En los tiempos del neoliberalismo

La victoria del neoliberalismo ha trastornado completamente este escenario. En los últimos 20 años se han sucedido significativos cambios políticos y económicos que han visto aumentar dramáticamente la brecha entre la acumulación de riqueza de una élite cada vez más reducida y la creciente marginalidad y pauperización de las clases trabajadoras.

Después de haber sido protagonista indiscutible del siglo XX, el mundo del trabajo ha pasado a ser un actor mudo del debate político y cultural contemporáneo, en parte debido a la mayor dificultad que encuentran las fuerzas sindicales en representar y organizar nuevas generaciones y trabajadores emigrantes, en un contexto en que las relaciones laborales han sido forzadas a formas cada vez más precarias, flexibles y privadas de derechos. Contemporáneamente, los movimientos globales de protesta se han significado, hasta ahora, por una reivindicación genérica de mayor igualdad social, a la que a menudo le ha faltado una reflexión adecuada sobre la centralidad del trabajo, sus nuevas problemáticas y transformaciones radicales.

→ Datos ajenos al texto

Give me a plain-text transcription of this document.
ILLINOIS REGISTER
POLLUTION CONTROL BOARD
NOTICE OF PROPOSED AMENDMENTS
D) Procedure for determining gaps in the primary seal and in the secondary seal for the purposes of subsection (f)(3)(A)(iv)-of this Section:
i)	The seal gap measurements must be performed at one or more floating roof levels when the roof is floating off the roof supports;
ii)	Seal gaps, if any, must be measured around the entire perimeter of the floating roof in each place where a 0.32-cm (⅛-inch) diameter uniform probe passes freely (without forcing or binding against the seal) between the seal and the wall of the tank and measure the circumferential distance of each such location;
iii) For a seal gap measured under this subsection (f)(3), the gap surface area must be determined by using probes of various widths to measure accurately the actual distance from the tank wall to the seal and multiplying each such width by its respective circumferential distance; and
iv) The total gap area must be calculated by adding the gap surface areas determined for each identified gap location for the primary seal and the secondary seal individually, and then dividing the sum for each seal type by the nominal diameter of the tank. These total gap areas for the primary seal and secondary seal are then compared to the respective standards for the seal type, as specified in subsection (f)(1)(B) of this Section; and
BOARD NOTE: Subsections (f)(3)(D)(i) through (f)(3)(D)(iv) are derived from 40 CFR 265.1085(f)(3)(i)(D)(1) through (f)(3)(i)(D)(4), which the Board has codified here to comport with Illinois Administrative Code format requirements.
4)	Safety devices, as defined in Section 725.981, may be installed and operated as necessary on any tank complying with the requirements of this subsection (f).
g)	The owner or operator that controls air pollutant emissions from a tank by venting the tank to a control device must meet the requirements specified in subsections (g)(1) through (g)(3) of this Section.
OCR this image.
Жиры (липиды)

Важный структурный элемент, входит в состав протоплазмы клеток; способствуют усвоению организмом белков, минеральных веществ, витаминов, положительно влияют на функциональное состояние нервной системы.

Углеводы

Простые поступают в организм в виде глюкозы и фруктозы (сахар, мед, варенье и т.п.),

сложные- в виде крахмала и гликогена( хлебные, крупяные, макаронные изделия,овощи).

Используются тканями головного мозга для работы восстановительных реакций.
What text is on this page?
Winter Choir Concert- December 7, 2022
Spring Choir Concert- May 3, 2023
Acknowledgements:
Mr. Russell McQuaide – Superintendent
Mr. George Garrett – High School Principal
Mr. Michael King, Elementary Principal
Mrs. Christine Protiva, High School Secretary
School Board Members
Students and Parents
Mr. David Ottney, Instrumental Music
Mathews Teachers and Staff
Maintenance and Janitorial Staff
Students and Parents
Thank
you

En una era en que la producción, a pesar de las tesis que a finales del siglo pasado anunciaron con gran clamor el «fin del trabajo», asume nuevamente los estándares de explotación e injusticia social del siglo XIX (acontecimientos como el de las fábricas chinas de la multinacional Foxconn actualmente son moneda corriente en todo el mundo) es de esperar que la crítica de la alienación retorne entre las banderas y las reivindicaciones del nuevo movimiento obrero. En definitiva, el río todavía lleva agua.